Pop-up windows with a private key auto-generated for you
  • Copy / paste the private key displayed in the window and make sure you keep It in a safe place

  • Click the “Download Public Key” (this will download the public key to your computer)

  • Click “Use this key” in order to use this key

  • Click the “Submit” button

You are now ready to copy / paste the public key on your remote firewall(s)

6.4.3. Generating ECDSA keys for OPNsense ≥ 21.7.5

In OPNsense v. ≥ 21.7.5 which uses OpenSSL v. 8.8 - RSA keys have been deprecated. In order for keys to still work with your OPNsense install, you must generate an ECDSA key pair and copy / paste them into the DynFi Manager GUI.

ECDSA keys will probably be the default keys generated in DynFi Manager upcoming releases.

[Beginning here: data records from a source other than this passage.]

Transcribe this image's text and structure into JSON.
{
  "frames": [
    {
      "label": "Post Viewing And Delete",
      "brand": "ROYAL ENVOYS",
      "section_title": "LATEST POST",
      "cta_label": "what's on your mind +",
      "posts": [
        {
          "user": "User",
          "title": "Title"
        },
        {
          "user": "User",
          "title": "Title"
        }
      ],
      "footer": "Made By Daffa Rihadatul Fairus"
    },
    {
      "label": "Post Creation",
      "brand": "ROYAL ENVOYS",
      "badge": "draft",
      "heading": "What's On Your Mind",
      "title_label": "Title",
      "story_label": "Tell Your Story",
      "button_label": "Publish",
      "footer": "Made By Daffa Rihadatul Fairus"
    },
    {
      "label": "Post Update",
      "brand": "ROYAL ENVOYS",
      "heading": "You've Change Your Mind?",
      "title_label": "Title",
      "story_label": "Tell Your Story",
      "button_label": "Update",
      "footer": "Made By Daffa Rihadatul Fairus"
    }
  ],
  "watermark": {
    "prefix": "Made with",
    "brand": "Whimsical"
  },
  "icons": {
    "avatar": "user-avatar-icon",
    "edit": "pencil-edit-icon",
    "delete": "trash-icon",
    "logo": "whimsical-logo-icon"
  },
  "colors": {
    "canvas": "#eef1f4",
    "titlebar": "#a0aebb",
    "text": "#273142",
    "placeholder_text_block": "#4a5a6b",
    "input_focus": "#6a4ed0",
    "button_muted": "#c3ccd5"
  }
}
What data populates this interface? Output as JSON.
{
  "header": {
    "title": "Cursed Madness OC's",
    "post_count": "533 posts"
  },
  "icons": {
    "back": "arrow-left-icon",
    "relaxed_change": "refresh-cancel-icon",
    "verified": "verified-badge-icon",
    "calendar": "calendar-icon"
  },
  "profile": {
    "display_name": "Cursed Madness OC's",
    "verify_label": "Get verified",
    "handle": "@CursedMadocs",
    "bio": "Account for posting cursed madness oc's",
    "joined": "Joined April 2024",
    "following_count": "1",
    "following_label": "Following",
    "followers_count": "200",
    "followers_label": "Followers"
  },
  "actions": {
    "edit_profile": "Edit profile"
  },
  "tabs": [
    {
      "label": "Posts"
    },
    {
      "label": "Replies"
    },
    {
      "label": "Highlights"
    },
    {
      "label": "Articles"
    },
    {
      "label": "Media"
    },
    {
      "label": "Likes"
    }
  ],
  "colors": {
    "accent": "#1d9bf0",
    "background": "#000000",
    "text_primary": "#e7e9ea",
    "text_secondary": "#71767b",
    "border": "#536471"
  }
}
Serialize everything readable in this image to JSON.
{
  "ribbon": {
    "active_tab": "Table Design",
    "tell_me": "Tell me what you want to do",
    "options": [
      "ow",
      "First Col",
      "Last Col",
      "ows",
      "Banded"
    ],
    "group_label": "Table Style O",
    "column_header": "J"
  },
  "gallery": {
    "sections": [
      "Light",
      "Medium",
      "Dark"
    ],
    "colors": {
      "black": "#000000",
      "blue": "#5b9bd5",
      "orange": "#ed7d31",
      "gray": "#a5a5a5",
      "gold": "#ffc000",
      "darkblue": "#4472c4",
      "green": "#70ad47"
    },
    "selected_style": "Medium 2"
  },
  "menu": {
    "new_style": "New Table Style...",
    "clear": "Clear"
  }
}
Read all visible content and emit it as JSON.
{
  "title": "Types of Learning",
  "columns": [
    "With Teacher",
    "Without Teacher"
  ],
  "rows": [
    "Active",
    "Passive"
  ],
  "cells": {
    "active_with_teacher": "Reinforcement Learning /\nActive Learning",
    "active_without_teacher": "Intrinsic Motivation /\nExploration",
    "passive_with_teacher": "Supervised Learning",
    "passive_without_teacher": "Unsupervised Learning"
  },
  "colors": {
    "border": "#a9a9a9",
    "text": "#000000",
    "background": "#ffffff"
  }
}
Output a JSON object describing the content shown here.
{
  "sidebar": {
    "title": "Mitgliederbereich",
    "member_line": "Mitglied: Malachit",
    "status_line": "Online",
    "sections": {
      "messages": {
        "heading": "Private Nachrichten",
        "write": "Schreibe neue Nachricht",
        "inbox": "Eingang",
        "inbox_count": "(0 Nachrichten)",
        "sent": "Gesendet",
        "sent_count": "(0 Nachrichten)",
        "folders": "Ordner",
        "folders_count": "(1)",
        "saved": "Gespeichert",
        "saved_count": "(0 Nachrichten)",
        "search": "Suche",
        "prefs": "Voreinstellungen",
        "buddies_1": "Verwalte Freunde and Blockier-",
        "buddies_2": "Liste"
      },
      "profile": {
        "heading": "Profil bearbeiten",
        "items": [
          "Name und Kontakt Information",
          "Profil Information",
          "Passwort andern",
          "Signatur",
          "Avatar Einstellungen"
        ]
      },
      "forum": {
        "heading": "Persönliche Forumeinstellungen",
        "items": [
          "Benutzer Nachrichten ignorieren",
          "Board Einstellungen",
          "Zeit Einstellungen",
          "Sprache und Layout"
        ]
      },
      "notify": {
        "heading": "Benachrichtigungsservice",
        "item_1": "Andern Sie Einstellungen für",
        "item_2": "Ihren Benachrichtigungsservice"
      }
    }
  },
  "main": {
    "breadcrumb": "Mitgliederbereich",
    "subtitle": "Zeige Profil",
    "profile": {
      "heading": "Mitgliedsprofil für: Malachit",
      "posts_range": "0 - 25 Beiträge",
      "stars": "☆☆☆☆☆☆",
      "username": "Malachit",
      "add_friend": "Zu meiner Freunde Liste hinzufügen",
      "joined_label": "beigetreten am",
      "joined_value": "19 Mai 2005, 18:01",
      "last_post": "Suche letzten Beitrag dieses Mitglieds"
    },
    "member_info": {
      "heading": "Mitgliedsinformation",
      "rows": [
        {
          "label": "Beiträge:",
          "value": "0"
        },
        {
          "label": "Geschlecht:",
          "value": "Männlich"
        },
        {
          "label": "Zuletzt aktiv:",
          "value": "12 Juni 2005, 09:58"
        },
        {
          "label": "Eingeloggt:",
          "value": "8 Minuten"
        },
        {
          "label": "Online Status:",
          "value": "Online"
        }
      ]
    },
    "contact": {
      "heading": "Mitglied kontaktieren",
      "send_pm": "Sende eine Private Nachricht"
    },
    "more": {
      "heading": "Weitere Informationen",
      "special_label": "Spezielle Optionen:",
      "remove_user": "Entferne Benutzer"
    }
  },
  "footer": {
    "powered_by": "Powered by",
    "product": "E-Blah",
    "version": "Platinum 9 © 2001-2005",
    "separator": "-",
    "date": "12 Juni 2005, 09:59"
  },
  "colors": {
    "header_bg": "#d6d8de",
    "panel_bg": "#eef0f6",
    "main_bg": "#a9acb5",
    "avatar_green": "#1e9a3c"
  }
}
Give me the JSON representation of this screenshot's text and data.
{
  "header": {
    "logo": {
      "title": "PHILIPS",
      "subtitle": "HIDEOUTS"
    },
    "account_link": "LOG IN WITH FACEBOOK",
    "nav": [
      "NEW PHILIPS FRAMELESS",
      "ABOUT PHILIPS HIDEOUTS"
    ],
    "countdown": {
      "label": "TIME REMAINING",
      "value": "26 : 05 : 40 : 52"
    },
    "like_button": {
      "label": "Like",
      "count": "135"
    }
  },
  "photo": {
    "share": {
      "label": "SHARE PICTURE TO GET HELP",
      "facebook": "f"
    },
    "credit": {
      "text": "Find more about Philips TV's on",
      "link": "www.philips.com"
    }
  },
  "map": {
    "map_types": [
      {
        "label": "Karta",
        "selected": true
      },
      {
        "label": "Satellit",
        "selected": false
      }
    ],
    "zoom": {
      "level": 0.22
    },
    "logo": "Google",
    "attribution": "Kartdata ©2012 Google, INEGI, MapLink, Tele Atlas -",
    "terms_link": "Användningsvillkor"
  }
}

For the time being, please follow these steps :

  1. Open a terminal using your favorite Linux system

  2. Generate the key pair using the following commands :

    root@demo:~# ssh-keygen -t ecdsa

    This shall generate a key pair with the private ecdsa key id_ecdsa and the public ecdsa key id_ecdsa.pub.

  3. Copy / paste the private ecdsa key inside DynFi Manager either in the Preference >> Device defaults >> SSH settings or in the pannel Private key pannel available when adding a new device.

  4. Copy / paste the public ecdsa key in the SSH keys of the root user account inside your firewall device.

You will then be able to add your devices smoothly in DynFi Manager.

Note

Make sure that you do not copy / paste wrongly formated keys in the pannels, this will lead to a broken key.

6.4.4. Configuring the public key on your remote Firewall(s)

  1. Login to your remote firewall

  2. Go to: System >> Access >> Users (OPNSense) or System >> User Manager (pfSense)

  3. Edit the “root” account (OPNSense) or the “admin” account (pfSense)

  4. Paste the key you have downloaded in step 3.7 into the “Authorized keys” field

  5. Save

You can now update the settings of your SSH server and untick the “Permit password login” - make sure that you are doing this after proper testing.

In order to make sure that you don’t loose access to your remote device(s), we recomend that you allow a temporary access to your remote firewall(s) on HTTPs port so that in case of emergency you don’t loose all access to your remote device(s).